Similarly, it is interesting to see publicans called on by their organisation to increase vigilance in order to combat drug abuse in public houses.

At first, readers may have foolishly imagined the vintners wanted to see people imbibe their preferred drug, i.e. alcohol, in moderation. But that is not what they mean. They are talking about all those terrible proscribed drugs, instead of the permitted, hugely promoted and utterly harmless drug in which vintners deal.

Logic, is it. I understand that the NDDA - the National Drug Dealers Association - is also under pressure from concerned members to help stamp out alcohol abuse. "It's just another drug", one member explained to me, "but we think it's time it was outlawed. A level playing field is all we ask for, tilted in our favour for a change."

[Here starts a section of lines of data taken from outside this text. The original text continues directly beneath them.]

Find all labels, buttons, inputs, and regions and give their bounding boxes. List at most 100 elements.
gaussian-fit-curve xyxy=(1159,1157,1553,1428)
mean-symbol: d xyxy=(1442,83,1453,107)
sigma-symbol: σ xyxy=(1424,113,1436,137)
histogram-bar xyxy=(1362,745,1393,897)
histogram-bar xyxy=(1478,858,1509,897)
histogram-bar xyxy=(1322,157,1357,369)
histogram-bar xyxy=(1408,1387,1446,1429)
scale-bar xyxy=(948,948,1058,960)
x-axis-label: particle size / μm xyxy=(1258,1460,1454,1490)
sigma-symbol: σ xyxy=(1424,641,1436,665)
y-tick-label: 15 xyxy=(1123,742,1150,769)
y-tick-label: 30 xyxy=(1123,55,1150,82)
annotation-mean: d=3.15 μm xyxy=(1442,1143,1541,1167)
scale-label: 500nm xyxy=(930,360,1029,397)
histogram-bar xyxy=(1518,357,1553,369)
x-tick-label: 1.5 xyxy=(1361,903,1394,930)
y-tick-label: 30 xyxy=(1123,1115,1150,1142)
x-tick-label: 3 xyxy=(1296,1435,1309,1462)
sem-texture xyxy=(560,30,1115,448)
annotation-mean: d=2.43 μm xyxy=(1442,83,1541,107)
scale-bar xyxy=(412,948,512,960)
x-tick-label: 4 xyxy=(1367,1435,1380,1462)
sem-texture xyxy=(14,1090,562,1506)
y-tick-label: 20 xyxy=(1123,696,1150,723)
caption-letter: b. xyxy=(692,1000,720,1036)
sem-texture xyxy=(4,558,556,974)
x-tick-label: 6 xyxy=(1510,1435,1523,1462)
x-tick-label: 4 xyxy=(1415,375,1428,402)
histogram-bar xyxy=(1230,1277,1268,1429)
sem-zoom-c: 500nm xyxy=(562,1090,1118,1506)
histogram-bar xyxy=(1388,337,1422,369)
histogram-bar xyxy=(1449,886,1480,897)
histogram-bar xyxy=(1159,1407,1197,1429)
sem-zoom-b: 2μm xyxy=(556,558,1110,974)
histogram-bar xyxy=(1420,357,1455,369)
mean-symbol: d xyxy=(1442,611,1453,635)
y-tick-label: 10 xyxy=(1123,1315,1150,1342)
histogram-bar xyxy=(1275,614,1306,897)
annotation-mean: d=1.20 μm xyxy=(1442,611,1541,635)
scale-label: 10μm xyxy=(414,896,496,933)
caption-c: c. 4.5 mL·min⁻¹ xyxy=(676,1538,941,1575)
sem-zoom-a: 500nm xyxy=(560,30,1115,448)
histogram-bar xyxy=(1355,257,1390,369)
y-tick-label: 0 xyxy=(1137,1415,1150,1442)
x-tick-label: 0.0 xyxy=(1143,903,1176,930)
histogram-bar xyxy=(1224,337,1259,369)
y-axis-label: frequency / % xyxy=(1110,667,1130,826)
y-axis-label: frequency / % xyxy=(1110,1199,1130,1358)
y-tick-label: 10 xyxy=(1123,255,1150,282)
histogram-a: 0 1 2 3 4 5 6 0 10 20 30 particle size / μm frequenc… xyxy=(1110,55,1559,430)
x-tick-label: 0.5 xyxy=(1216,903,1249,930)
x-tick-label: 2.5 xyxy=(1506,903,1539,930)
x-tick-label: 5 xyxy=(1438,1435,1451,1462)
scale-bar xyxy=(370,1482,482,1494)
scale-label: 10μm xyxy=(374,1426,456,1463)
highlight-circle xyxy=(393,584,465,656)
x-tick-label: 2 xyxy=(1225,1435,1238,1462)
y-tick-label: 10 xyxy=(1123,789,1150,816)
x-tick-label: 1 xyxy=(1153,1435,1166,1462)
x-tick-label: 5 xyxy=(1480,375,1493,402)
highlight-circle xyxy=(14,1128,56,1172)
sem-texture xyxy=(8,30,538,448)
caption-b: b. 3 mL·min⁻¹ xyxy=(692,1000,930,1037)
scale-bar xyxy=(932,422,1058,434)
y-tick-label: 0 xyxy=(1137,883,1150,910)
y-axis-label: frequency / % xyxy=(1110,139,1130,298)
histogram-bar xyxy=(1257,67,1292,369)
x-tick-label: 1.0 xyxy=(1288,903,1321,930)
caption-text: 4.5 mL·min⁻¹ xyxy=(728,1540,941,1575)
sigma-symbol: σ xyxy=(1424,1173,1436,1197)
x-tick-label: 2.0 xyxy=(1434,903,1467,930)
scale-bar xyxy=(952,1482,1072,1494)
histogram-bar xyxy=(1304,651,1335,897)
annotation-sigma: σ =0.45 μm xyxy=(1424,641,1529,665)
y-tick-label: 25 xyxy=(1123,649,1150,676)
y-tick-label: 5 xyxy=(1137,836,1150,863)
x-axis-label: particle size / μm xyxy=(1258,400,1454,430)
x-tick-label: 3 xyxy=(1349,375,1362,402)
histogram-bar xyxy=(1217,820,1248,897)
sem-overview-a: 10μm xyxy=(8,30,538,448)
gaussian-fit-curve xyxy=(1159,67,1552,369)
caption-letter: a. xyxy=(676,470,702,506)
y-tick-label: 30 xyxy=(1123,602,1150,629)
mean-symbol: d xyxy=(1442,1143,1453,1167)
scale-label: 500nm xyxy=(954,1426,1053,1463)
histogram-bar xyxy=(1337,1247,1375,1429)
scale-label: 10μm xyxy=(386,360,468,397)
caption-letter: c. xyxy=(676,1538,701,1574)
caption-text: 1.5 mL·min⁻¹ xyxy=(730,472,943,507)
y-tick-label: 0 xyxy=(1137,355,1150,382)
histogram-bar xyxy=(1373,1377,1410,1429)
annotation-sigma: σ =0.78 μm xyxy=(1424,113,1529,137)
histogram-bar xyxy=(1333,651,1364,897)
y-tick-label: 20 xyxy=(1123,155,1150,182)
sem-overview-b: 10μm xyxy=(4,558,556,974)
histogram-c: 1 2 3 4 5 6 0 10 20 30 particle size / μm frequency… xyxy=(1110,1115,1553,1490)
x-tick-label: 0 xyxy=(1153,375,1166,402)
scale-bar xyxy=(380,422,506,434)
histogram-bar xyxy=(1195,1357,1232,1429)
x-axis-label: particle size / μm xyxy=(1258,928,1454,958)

The logic involved in the vintners' demands for longer opening hours is also impenetrable.

The publicans told heart-breaking stories last week about "decent, law-abiding citizens" who found "time" called in public houses just when they were getting into their stride. This was supposedly happening because people were going out to pubs later than they used to.

The publican logic appeared to be that this was a cultural phenomenon, bringing us more into line with mad Spaniards and the like, going out for dinner followed by a feed of drink at midnight and even later. It did not occur to the vintners that people might be going out to the pubs later because drink prices seem to rise by the week, and if they went out earlier, they would end up drunker and poorer.

The only logical thing about the vintners get-together last week was its venue, Tralee, whose annual Rose Festival is one of the biggest mass public drug - beg pardon, alcohol abuse events of the year.